Friday 24 May 2013
A drone monitoring system that could track potentially deadly floods in real time to sound an alarm before they hit is being developed in the Kingdom. Existing forecasting models are good at predicting roughly when an area might experience the right mix of conditions to create a flash flood, but they can't say precisely when or where a flood will strike. Flash floods are quick and deadly. At least 13 people died when a surge hit parts of the Kingdom earlier this month. In 2010, thunderstorms dumped rain over arid land to the east of Jeddah, hitting the city with no warning, resulting in 124 deaths.
Christian Claudel at KAUST (King Abdullah University of Science and Technology) is working on the drone system that could give such cities between 30 minutes and 2 hours of warning, as well as predicting the flood's path. In the proposed system a group of about 10 drones would drop disposable wireless sensors across the region at risk; any sensors meeting floodwater would be carried away on the current while the drones tracked their signal.
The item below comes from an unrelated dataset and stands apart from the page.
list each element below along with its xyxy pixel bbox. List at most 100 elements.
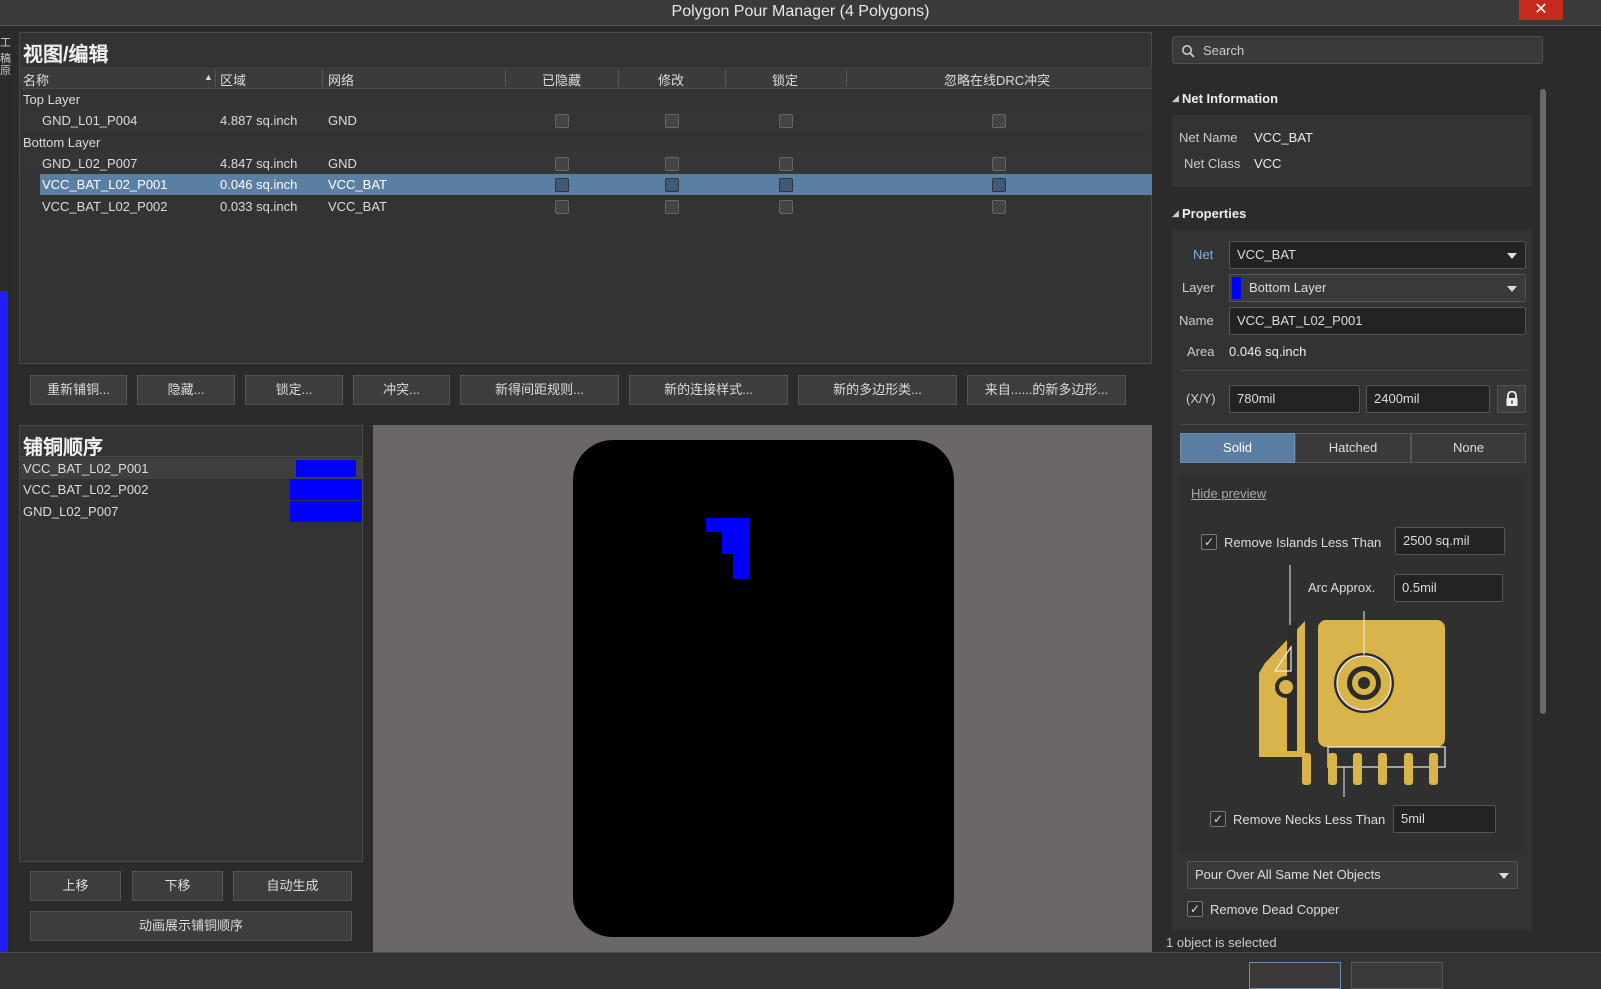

Data showing the sensors' changing positions would be relayed by the drones to a central database to create a model of floodwater flow, Claudel said.
"The sensors are made of printed circuits on paper, which reduces the cost of the device," an advantage over dedicated, expensive sensors with their own communications systems that may never be recovered, he said. Kristen Rasmussen, who studies flash flooding at the University of Washington in Seattle, says it would be really useful to combine the drone system with existing models that take account of terrain and how the water moves.